A Samsung Galaxy Note 7 smartphone is displayed at a Seoul retail shop.
In 1995, Samsung Electronics Chairman Lee Kun-hee, who is now bedridden due to a 2014 heart attack, had 150,000 units of Anycall mobile phones destroyed in order to remind Samsung executives and employees of the importance of product quality.
Rumor has it that Samsung could take a similar measure this time in the wake of the recent battery fiasco, in which a number of Note 7 handsets caught fire or exploded.
After a series of reports on the fires and explosion of the phone, Samsung announced a recall program on Sept. 2 for the entire 2.5 million Note 7 units, shipped in 10 nations, including Korea and the US.
Samsung said that it would resume the sale of Note 7 on Oct. 1, postponed three days from the previous schedule.
For the five days since the recall program started in Korea on Sept. 19, around 200,000 Note 7 buyers have exchanged their handset with a new Samsung smartphone, accounting for 50 percent of the entire Note 7 customers.
In Singapore and the US, the recall rate crossed the 50-percent mark in one day and two days, respectively, since the start of the recall.

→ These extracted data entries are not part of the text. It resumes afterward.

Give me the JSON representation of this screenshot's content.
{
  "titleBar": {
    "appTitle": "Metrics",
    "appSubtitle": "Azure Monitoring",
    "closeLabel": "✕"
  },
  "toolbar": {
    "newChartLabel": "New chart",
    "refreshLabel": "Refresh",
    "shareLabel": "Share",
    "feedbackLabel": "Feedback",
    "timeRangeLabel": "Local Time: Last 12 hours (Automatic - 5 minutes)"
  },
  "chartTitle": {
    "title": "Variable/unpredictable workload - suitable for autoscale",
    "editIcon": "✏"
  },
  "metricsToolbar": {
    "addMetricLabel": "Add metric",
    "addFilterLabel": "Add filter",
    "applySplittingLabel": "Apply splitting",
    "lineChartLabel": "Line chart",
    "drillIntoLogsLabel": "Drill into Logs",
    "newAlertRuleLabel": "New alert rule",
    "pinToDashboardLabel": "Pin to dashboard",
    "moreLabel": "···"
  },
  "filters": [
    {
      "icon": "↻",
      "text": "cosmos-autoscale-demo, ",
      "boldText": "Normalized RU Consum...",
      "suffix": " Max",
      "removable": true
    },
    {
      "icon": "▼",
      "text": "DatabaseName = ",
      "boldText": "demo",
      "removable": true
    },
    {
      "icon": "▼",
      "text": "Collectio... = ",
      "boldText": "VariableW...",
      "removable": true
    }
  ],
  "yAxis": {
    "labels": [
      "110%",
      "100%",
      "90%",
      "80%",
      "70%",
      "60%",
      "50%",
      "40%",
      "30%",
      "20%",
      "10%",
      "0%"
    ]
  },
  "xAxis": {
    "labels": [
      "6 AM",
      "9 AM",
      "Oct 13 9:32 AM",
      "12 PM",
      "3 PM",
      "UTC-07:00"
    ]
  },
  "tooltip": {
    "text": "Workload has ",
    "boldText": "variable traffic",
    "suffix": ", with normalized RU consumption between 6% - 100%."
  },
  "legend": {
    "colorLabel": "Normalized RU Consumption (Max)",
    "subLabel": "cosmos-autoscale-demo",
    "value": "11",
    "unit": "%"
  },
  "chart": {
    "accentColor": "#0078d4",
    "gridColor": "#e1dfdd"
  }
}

The ongoing battery crisis of the Note 7 is an agonizing situation for local telecom firms as the Note 7 had been highly expected to spur sluggish demand in the smartphone industry.
Kwon Young-soo, the chief executive of mobile carrier LG Uplus, said in a recent media event that the recent battery issue is an “unfortunate incident,” not only for the smartphone maker, but also for the overall telecom industry, adding he hoped things could get back on track soon.